August 23, 2022
| By Zhang Liu | Copyedited by William, Zhang Liu
Recently, the team led by Professor Li Chun from School of Energy and Power Engineering worked together with Liverpool John Moores University to publish a research paper titled “An Intelligent Fault diagnosis for machine maintenance using weighted soft-voting rule based multi-attention module with multi-scale information fusion”in Information Fusion (IF+17.564). Xu Zifei, a doctoral student from USST, is the first author; Li Chun is the corresponding author; USST is the first corresponding unit.
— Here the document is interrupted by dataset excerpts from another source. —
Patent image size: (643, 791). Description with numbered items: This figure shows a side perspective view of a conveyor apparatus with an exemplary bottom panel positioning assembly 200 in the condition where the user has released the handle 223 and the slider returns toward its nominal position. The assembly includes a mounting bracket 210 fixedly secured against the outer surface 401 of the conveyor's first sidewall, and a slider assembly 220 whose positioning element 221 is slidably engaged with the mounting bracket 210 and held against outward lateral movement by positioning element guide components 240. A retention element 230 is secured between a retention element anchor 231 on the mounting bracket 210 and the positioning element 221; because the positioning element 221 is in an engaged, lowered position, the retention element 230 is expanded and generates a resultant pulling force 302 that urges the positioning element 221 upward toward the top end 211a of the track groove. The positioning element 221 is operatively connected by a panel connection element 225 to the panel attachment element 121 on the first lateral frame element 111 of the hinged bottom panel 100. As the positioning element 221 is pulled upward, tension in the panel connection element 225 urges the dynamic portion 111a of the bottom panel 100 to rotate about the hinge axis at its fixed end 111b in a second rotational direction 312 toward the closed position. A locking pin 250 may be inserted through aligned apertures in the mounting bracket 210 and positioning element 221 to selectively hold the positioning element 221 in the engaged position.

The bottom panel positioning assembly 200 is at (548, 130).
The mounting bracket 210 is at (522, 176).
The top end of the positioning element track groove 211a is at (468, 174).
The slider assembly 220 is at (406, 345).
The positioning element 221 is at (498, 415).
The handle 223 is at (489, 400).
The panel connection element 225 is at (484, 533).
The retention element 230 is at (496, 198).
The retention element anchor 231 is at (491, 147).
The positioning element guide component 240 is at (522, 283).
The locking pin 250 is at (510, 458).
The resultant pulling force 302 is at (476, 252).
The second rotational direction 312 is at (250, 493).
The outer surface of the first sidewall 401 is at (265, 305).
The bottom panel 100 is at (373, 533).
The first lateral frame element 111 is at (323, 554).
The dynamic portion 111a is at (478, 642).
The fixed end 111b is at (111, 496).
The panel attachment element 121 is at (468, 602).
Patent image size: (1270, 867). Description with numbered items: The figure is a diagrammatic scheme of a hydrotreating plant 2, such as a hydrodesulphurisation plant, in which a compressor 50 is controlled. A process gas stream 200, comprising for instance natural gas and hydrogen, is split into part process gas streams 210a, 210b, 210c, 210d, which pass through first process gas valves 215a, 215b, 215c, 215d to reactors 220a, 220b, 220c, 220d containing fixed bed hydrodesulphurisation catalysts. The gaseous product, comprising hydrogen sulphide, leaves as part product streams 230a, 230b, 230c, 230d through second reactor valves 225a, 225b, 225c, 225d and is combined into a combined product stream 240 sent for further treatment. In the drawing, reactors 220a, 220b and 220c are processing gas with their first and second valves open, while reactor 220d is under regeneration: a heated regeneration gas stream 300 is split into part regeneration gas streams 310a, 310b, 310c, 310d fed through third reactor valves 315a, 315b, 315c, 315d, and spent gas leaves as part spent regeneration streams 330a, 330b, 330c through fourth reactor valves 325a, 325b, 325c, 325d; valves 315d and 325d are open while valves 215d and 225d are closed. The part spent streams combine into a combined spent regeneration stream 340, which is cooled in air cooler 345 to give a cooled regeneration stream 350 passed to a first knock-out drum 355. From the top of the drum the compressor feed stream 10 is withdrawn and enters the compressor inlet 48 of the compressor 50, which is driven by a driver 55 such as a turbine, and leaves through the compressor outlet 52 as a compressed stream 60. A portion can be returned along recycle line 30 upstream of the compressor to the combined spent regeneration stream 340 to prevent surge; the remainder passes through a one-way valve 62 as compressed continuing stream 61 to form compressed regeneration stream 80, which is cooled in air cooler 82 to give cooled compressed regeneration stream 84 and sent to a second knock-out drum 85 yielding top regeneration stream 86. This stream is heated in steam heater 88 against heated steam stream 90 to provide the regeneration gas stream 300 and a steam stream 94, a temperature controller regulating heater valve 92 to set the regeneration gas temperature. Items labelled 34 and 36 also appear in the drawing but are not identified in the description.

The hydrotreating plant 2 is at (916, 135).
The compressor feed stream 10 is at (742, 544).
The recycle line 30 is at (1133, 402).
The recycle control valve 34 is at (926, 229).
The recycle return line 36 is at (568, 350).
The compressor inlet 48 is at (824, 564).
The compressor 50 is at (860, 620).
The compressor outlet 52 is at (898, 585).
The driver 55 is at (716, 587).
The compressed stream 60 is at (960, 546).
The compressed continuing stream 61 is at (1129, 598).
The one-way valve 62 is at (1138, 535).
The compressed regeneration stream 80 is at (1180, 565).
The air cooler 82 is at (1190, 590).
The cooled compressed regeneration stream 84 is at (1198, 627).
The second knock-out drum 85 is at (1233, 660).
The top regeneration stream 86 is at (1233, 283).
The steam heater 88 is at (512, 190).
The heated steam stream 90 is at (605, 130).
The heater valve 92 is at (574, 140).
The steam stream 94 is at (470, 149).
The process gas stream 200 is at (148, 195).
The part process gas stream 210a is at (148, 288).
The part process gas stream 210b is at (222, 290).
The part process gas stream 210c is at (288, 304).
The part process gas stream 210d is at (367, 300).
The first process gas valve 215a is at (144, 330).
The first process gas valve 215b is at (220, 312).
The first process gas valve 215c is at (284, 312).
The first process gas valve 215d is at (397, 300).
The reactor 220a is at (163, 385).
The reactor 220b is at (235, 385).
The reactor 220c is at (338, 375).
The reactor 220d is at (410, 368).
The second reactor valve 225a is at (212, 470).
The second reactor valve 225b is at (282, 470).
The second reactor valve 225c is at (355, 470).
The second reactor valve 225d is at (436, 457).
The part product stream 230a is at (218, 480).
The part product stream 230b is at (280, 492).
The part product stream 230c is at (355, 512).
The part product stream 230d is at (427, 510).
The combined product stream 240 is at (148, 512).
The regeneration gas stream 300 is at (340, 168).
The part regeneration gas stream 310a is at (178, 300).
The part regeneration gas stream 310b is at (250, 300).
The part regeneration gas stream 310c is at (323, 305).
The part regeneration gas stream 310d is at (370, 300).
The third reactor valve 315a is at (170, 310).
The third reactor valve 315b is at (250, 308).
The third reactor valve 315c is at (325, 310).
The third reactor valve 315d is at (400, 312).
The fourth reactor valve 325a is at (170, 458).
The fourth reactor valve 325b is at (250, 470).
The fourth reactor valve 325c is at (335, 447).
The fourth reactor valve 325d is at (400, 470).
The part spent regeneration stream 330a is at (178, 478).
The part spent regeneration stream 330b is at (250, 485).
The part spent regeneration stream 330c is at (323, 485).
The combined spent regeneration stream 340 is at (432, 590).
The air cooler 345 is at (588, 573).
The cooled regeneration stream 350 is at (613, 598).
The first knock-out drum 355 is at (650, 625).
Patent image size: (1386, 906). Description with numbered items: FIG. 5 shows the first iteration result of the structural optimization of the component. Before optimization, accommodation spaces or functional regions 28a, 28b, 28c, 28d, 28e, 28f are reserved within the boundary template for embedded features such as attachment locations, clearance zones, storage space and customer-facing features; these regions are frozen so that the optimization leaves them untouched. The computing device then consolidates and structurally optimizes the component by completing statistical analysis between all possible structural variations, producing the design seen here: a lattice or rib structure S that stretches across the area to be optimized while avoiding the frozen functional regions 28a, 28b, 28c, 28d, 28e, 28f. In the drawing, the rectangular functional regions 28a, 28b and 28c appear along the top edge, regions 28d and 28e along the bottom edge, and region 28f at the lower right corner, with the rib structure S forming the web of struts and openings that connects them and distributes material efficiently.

The ability of engineering systems to process multi-scale information is a crucial requirement in the development of an intelligent fault diagnosis model. This study develops a hybrid multi-scale convolutional neural network model coupled with multi-attention capability (HMS-MACNN) to solve both the inefficient and insufficient extrapolation problems of multi-scale models in fault diagnosis of a system operating in complex environments. The model's capabilities are demonstrated by its ability to capture the rich multi-scale characteristics of a gearbox including time and frequency multi-scale information. The capabilities of the Multi-Attention Module, which consists of an adaptive weighted rule and a novel weighted soft-voting rule, are respectively integrated to efficiently consider the contribution of each characteristic with different scales-to-faults at both feature- and decision-levels. The model is validated against experimental gearbox fault results and offers robustness and generalization capability with F1 value that is 27% higher than other existing multi-scale CNN-based models operating in a similar environment. Furthermore, the proposed model offers higher accuracy than other generic models and can accurately assign attention to features with different scales. This offers an excellent generalization performance due to its superior capability in capturing multi-scale information and in fusing advanced features following different fusion strategies by using Multi-Attention Module and the hybrid MS block compared to conventional CNN-based models.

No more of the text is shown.